AEROSPACE Mergers and acquisitions
Boeing and Embraer jilted at the altar?
Professor KEITH HAYWARD FRAeS assesses what happens next after Boeing terminated a $4.2bn deal to acquire Embraer’s commercial aircraft division.
Embraer
Two years ago, Boeing offered Embraer $4.2bn for an 80% share of its regional jet business. Boeing has now walked away from the preliminary agreement citing ‘unacceptable delays’ in concluding the deal. For its part, Embraer has accused Boeing of ‘manufacturing false claims’ as a pretext for breaking off negotiations. The Brazilians believe that Boeing’s own problems with the MAX8 and Covid-19-related issues and the need to cover a $19bn plus hole in its finances, are the real reasons for the collapse. The deal was also facing political opposition within Brazil and potential anti-trust action from the EU.
For Boeing, the main attraction of the deal with Embraer was perhaps the people employed in one of the world’s most productive and skilled aerospace workforces. They are also in the main young or at least younger than the aging members of Boeing’s US team. The aging of a generation of engineers and other skilled personnel has been a long-term concern of the US aerospace industry. Gaining access to a Brazilian source of new blood would have been a quick shortcut to supplementing the domestic cadre of incomers to the workforce, many of whom will prefer employment in the ‘technology’ start-ups – or are Chinese either going home or increasingly suspect as a thin end of an industrial espionage wedge.
More positively, the Embraer product line offered Boeing a quick way of filling an emerging gap at the bottom end of its product range. Well designed and currently in the midst of upgrading and modernisation, Embraer’s E-Jet range had acquired a solid market and a good reputation among its customer base.
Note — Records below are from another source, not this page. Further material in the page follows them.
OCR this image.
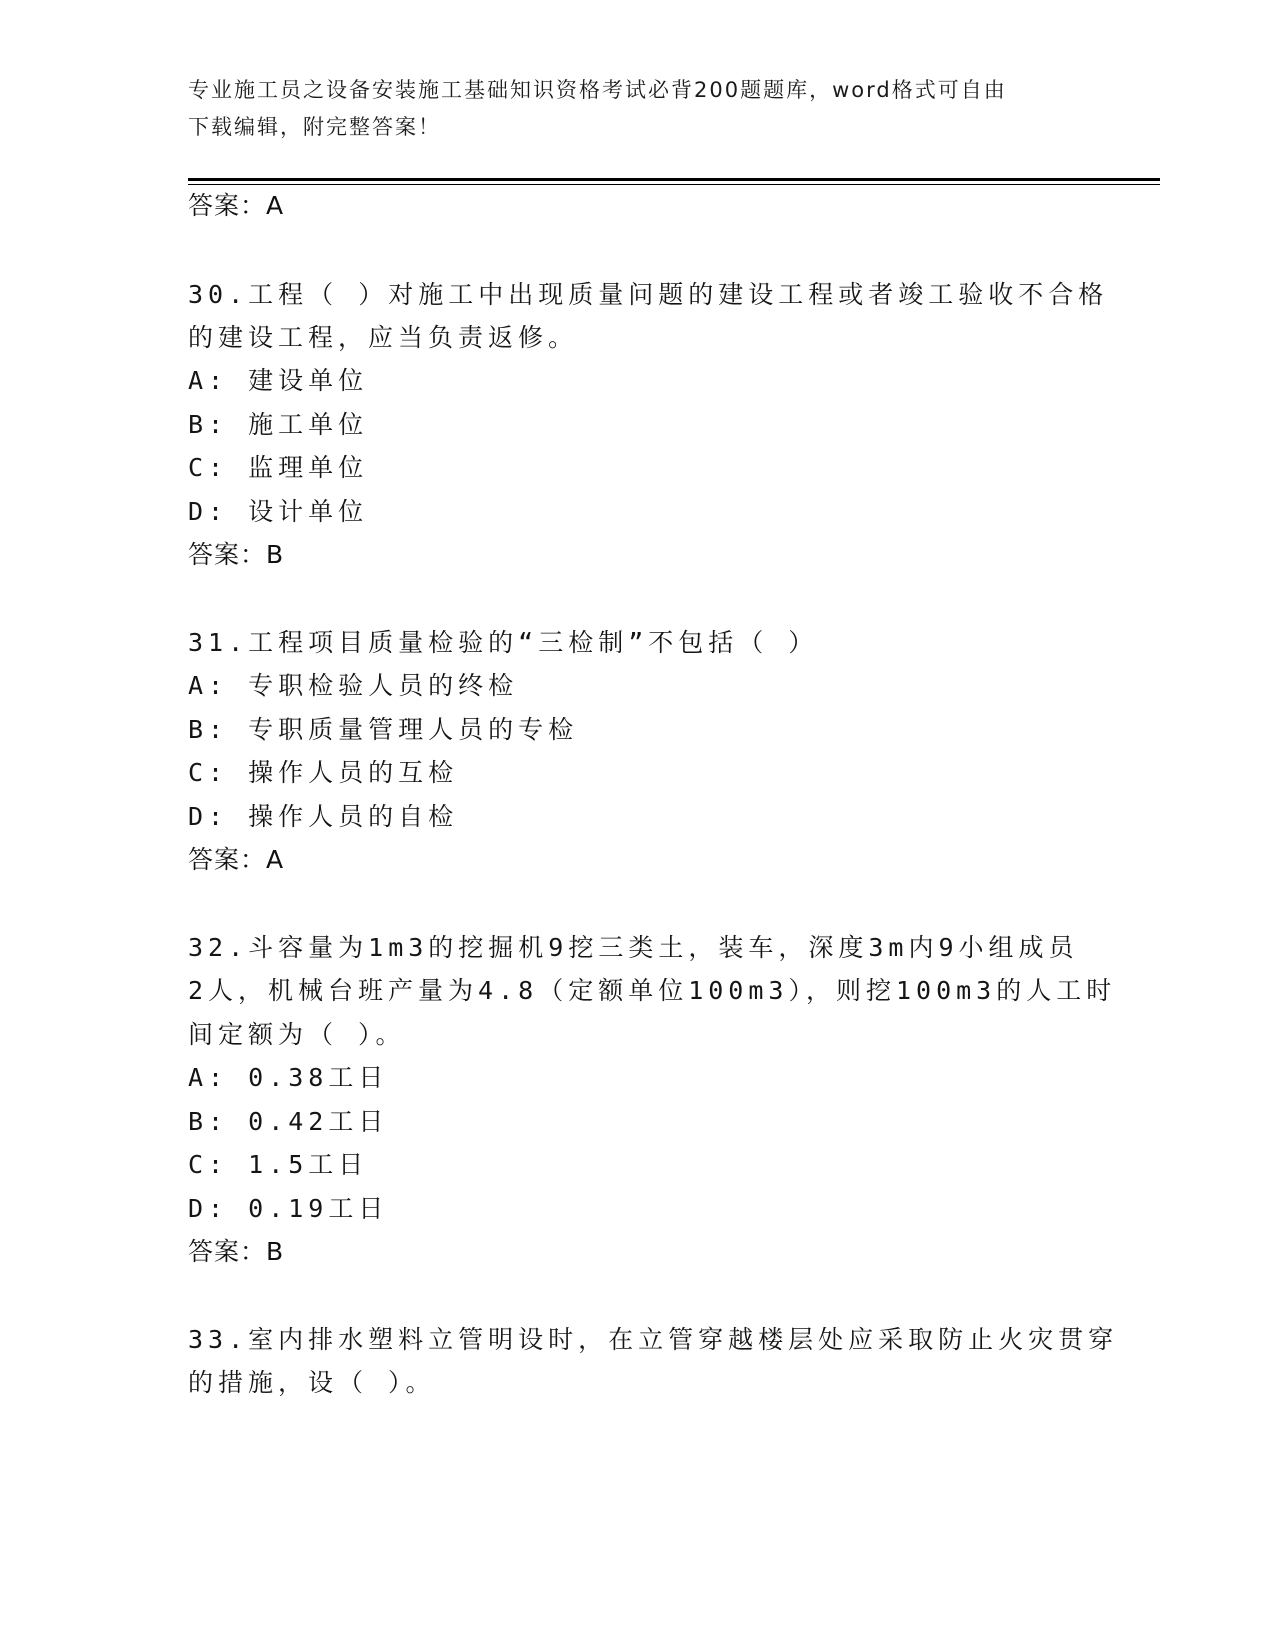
专业施工员之设备安装施工基础知识资格考试必背200题题库，word格式可自由
下载编辑，附完整答案！
答案：A
30.工程（ ）对施工中出现质量问题的建设工程或者竣工验收不合格
的建设工程，应当负责返修。
A: 建设单位
B: 施工单位
C: 监理单位
D: 设计单位
答案：B
31.工程项目质量检验的“三检制”不包括（ ）
A: 专职检验人员的终检
B: 专职质量管理人员的专检
C: 操作人员的互检
D: 操作人员的自检
答案：A
32.斗容量为1m3的挖掘机9挖三类土，装车，深度3m内9小组成员
2人，机械台班产量为4.8（定额单位100m3），则挖100m3的人工时
间定额为（ ）。
A: 0.38工日
B: 0.42工日
C: 1.5工日
D: 0.19工日
答案：B
33.室内排水塑料立管明设时，在立管穿越楼层处应采取防止火灾贯穿
的措施，设（ ）。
Its main competitor was Bombardier, now part of Airbus in a sort of junior league Boeing-Airbus duopoly. The absorption of the Bombardier C-Series into the Airbus range as the A220 would have increased the pressure on Embraer to match the mightier resources of the European consortium. Future developments in Brazil were handicapped to some extent by a shortage of capital which, of course, Boeing might have brought to the deal. However, with analysts beginning to think that in the future airlines will be downsizing their fleets, Embraer’s products would have filled a gap in the Boeing family.
Boeing has tried this before; remember the de Havilland Canada link in the 1980s? This failed because Boeing could not readily cope with the different market and customer base requirements of aeroplanes below 130 seats. Well, times are a-changing and Toulouse clearly believed even before Covid-19 that slots in the 90-120 seat category were worth nurturing. It also had the bonus of trimming some of the competition to the smaller Airbuses.